Plotting parameter estimates with mcmcplots

library(mcmcplots)

caterplot(model.fit.rnd, parms="alpha", horizontal=FALSE, reorder=FALSE)

caterplot(model.fit.rnd, parms=c("grand.sigma", "group.sigma"), horizontal=FALSE)

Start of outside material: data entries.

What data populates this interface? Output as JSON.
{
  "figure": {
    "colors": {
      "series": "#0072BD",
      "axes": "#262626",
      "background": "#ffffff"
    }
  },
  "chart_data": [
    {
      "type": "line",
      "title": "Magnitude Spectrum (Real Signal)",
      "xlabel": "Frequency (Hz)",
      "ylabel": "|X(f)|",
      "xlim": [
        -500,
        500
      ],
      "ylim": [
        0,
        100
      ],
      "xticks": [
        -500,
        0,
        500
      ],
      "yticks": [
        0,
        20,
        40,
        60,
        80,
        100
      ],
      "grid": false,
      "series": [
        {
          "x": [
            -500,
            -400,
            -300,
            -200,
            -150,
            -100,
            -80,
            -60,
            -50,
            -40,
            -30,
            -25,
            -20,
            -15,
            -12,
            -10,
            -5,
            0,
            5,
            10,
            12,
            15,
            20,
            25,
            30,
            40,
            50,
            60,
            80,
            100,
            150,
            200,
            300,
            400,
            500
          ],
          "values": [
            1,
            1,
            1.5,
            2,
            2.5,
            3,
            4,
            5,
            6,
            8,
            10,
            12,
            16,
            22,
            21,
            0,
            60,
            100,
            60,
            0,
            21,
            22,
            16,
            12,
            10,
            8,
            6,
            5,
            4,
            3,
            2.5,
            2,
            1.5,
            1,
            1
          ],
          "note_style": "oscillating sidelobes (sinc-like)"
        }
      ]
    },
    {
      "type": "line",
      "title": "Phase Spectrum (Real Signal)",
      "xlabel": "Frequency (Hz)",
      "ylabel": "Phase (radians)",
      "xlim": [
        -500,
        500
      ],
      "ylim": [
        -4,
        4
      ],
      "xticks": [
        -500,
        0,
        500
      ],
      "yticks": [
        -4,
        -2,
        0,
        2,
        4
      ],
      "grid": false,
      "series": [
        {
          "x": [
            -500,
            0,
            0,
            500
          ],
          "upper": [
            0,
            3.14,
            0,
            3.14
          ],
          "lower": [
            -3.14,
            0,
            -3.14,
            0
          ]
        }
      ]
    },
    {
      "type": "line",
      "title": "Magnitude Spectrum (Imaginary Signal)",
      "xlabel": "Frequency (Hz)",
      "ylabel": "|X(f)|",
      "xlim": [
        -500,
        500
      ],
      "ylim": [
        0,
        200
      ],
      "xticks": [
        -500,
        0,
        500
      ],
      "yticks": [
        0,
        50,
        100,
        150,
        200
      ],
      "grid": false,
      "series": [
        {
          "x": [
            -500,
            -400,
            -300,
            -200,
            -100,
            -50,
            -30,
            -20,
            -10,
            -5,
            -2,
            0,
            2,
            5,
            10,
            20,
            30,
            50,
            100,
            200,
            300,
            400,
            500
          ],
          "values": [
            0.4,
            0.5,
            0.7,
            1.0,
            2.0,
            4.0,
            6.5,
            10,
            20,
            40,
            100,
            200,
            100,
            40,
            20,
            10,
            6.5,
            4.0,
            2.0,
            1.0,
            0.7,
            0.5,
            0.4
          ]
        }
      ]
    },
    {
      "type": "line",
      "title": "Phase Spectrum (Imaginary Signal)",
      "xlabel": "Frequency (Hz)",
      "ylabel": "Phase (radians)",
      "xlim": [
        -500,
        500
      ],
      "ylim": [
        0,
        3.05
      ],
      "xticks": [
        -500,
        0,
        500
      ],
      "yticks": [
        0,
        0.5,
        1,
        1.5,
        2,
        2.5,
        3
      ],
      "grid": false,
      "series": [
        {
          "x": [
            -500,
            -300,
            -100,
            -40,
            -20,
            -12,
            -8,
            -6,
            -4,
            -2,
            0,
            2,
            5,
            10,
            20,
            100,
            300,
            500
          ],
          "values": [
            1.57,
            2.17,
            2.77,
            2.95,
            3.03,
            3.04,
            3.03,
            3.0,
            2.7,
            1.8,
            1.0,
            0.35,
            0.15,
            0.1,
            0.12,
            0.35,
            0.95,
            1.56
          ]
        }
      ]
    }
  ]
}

5 Plotting the posteriors from both models

Let’s extract the medians posterior distributions of the expected values of \(\alpha_j\) and their 95% credible intervals:

  rnd.alphas <- model.fit.rnd$BUGSoutput$summary
  fix.alphas <- model.fit.fix$BUGSoutput$summary
  
  plot(snout.vent ~ population, data=snakes,
       ylab="Snout-vent length [cm]", col="grey", pch=19)
  points(rnd.alphas[,'2.5%'], col="red", pch="-", cex=1.5)
  points(fix.alphas[,'2.5%'], col="blue", pch="-", cex=1.5) 
  points(rnd.alphas[,'97.5%'], col="red", pch="-", cex=1.5)
  points(fix.alphas[,'97.5%'], col="blue", pch="-", cex=1.5) 
  points(rnd.alphas[,'50%'], col="red", pch="+", cex=1.5)
  points(fix.alphas[,'50%'], col="blue", pch="+", cex=1.5) 

  abline(h=mean(snakes$snout.vent), col="grey")
  legend("bottomright", pch=c(19,19), col=c("blue","red"),
         legend=c("fixed effects","random effects"))